# Thread: How To Measure "Difference" Between Images?

1. ## How To Measure "Difference" Between Images?

Hello,

So here I am, stuck overnight at work and whiling away the wee hours on another crazy coding spree.

Anyways, I am attempting to reason with the following:-
I have 32 8-bit greyscale images which may/may not be similar;
I want to have 16 images that best represent the original 32.

My strategy:-
Select the 16 most divergent images (the ones that are the least like the others);
Cluster the other 16 around these, combining the clustered images together.

But what's a good metric to determine how "like" two two-dimensional arrays are?

At the moment I'm doing abs(img1[n] - img2[n]) yes, I'm hopeless. This can't deal with for example, comparing images that are complements (inversions) of each other, they would be considered identical. I need something that takes into account the position of each pixel within the image, I think.

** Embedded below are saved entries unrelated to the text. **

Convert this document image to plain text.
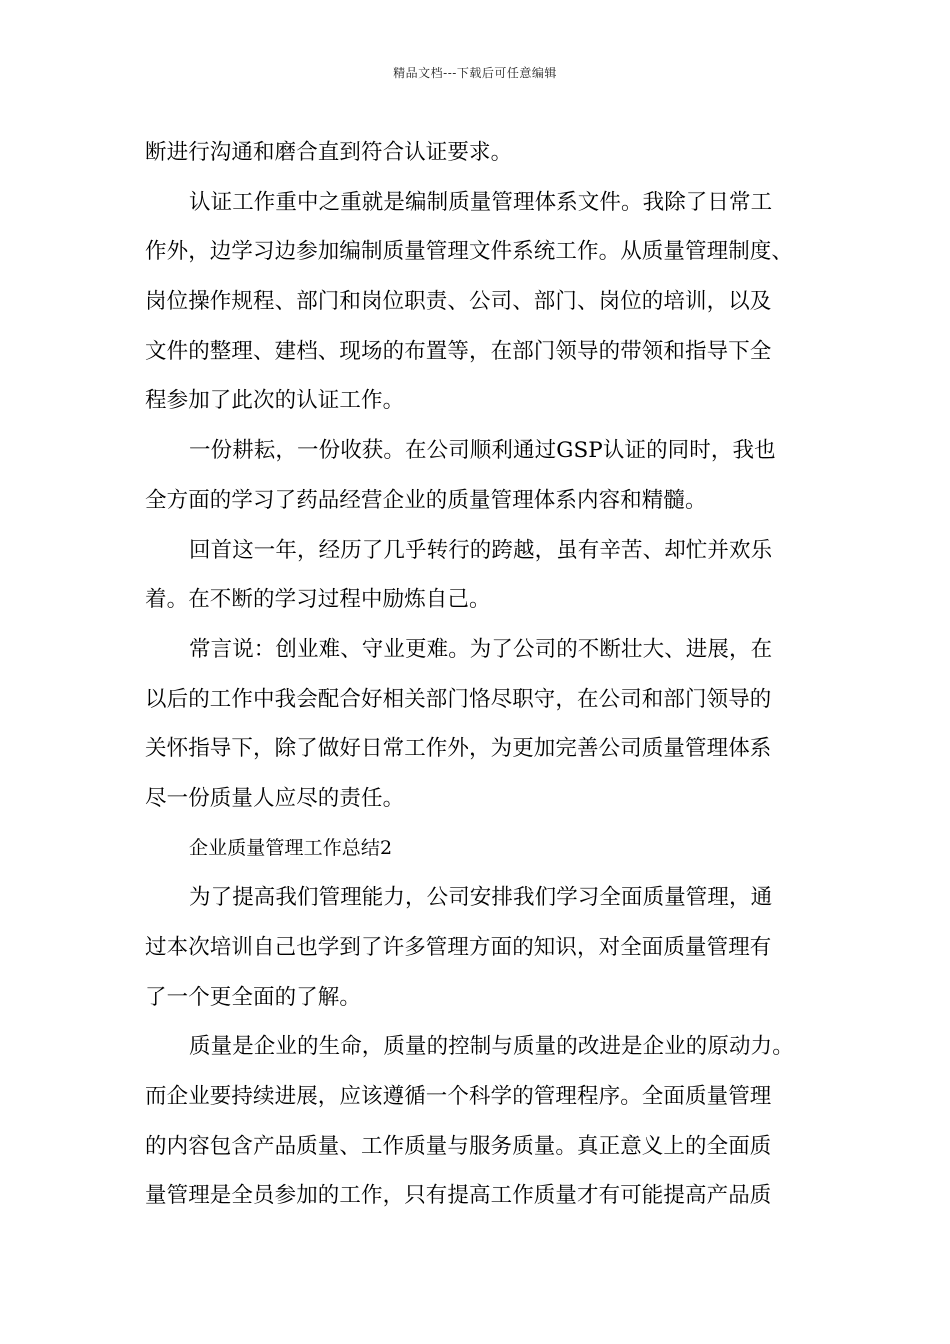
精品文档---下载后可任意编辑
断进行沟通和磨合直到符合认证要求。
认证工作重中之重就是编制质量管理体系文件。我除了日常工
作外，边学习边参加编制质量管理文件系统工作。从质量管理制度、
岗位操作规程、部门和岗位职责、公司、部门、岗位的培训，以及
文件的整理、建档、现场的布置等，在部门领导的带领和指导下全
程参加了此次的认证工作。
一份耕耘，一份收获。在公司顺利通过GSP认证的同时，我也
全方面的学习了药品经营企业的质量管理体系内容和精髓。
回首这一年，经历了几乎转行的跨越，虽有辛苦、却忙并欢乐
着。在不断的学习过程中励炼自己。
常言说：创业难、守业更难。为了公司的不断壮大、进展，在
以后的工作中我会配合好相关部门恪尽职守，在公司和部门领导的
关怀指导下，除了做好日常工作外，为更加完善公司质量管理体系
尽一份质量人应尽的责任。
企业质量管理工作总结2
为了提高我们管理能力，公司安排我们学习全面质量管理，通
过本次培训自己也学到了许多管理方面的知识，对全面质量管理有
了一个更全面的了解。
质量是企业的生命，质量的控制与质量的改进是企业的原动力。
而企业要持续进展，应该遵循一个科学的管理程序。全面质量管理
的内容包含产品质量、工作质量与服务质量。真正意义上的全面质
量管理是全员参加的工作，只有提高工作质量才有可能提高产品质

I have heard about chi square distribution being used to compare frames of video, but I'm not a math geek and would appreciate someone putting it through the blender for me, if that is what I need.

2. Well I guess that'll keep me busy. Thanks

3. Which technique to use depends on the problem requirements. Do you need to identify images which are scaled/rotated copies of each other? Is your inverted-color example just an example or an actual requirement? Etc.

abs(img1[n] - img2[n]) is called the absolute difference method and is the technique used in most video compression algorithms, so I wouldn't call you "hopeless" for adopting such a technique. It's just that it's not robust to certain types of transformations of the image. If you are more specific I can give some better ideas.

EDIT: You can fairly easily change your absolute value technique to a correlation technique. First, compute the mean and variance of the pixel values in the image, and normalize them such that the mean is zero and the variance is one. After doing this to both images, compute sum(img1[n] * img2[n]) over all pixels in the image. The result is the normalized cross-correlation at zero shift. If this value is close to zero, the images are not correlated. If it is positive, the images are positively correlated. If it is negative, the images are negatively correlated (inverted colors)

Again, whether this works better than taking absolute differences depends on what you are trying to achieve.

4. Well, I sorta... am trying to reduce an image to up to 256 8x16 tiles... to load into character memory in 80x25 text mode.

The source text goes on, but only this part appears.